Once more, Paul applies the term ‘Parousia’ to the “arrival” of Jesus at the end of the age. His desire for believers to be found “without blame” recalls the exhortation that concluded the first half of the Letter:

  • To the end, he may establish your hearts blameless in holiness before our God and Father, at the arrival (parousia) of our Lord Jesus with all his saints” – (1 Thessalonians 3:13).

Both passages describe how God will achieve this, and both are concerned with holiness and sanctification. These terms represent the two closely related Greek words hagiôsuné and hagiazô. Furthermore, both passages look forward to believers being found “blameless,” also using two closely related Greek terms, amemptos and amemptôs for “blameless.”
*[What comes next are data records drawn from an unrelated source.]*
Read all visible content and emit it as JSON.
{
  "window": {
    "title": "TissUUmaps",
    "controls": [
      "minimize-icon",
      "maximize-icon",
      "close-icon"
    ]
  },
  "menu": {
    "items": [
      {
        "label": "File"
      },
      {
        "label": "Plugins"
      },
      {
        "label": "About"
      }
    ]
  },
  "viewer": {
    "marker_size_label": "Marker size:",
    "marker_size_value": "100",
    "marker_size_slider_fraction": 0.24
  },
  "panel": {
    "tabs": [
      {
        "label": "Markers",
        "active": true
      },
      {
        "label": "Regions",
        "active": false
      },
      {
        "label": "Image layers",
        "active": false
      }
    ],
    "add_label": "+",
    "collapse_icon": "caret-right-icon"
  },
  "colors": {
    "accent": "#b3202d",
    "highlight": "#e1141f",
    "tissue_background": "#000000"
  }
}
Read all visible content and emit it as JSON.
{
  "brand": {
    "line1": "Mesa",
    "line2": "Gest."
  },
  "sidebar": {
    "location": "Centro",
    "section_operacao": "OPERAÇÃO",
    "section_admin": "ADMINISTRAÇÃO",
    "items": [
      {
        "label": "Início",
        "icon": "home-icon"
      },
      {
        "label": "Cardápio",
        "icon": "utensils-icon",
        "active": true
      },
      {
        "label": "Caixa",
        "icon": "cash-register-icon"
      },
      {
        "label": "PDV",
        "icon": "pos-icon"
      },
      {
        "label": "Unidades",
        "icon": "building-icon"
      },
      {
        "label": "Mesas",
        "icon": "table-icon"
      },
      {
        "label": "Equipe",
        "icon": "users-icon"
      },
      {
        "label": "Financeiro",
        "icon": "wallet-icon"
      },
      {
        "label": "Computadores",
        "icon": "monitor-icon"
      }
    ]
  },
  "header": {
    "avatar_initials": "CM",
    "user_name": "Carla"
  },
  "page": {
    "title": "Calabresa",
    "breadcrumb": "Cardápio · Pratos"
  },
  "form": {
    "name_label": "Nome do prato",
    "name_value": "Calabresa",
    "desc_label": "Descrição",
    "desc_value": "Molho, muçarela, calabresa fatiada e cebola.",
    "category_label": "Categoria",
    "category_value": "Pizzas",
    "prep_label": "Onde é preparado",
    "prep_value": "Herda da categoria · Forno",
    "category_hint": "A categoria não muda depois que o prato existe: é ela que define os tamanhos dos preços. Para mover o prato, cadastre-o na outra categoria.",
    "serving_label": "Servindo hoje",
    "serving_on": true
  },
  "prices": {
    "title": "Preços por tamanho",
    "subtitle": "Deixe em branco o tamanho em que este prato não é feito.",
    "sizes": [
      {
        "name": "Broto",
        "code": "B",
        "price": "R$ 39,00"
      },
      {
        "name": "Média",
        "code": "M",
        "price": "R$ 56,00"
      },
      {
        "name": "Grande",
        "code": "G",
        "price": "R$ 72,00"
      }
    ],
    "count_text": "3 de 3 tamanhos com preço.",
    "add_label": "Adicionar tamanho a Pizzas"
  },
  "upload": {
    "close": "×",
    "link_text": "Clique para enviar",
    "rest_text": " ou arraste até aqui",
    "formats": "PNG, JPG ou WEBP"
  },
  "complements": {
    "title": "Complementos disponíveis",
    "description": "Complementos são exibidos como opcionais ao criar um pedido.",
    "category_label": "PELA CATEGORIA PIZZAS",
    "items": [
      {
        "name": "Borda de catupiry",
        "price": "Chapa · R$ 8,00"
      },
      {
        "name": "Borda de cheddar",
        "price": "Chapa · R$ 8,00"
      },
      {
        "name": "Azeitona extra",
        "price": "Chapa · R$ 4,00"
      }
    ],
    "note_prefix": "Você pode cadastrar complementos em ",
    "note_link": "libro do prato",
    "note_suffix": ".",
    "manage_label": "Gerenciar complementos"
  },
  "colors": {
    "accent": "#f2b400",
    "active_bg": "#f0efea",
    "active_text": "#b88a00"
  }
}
The biblical idea of "sanctification" is not the moral perfection of the individual but being set apart or dedicated for service to God. The moral element is contained in the term "blameless."


May your entire spirit and soul and body be preserved.” The term translated as “entire” represents the Greek word holokléron, a combination of holos (“whole”) and kléron (“lot, part”). In other words, to become “complete in all parts.”

Both the verb rendered “preserved” and the adjective for “entire” are singular in the Greek clause because Paul views the individual AS A SINGLE WHOLE. A man may consist of several parts - “spirit and soul and body” - but he is a complete and single entity. The idea behind the exhortation is that no part of the individual should escape “sanctification.”

Faithful is he who calls you.” Paul previously referred to the “call” of God on the Thessalonian Assembly. Now, he sums up the theme of this “calling.” Not only has God “called” his sons and daughters to complete sanctification, but He also will perform it for them – (1 Thessalonians 2:12, 4:7).

So, how does the believer play his part in this process? By following the instructions that Paul has provided in the preceding verses (e.g., “encourage the fainthearted,” “support the weak,” “abstain from every form of evil”). In this way, the disciple of Jesus will find himself “wholly sanctified” on the Day when he “arrives from heaven” accompanied by “his holy ones.”

What stands out in the Letter when Paul discusses “holiness” is how he consistently links it to the “arrival” or ‘Parousia’ of Jesus. Being found “blameless” and “holy” is critical for the believer’s standing before him on the day when it counts the most.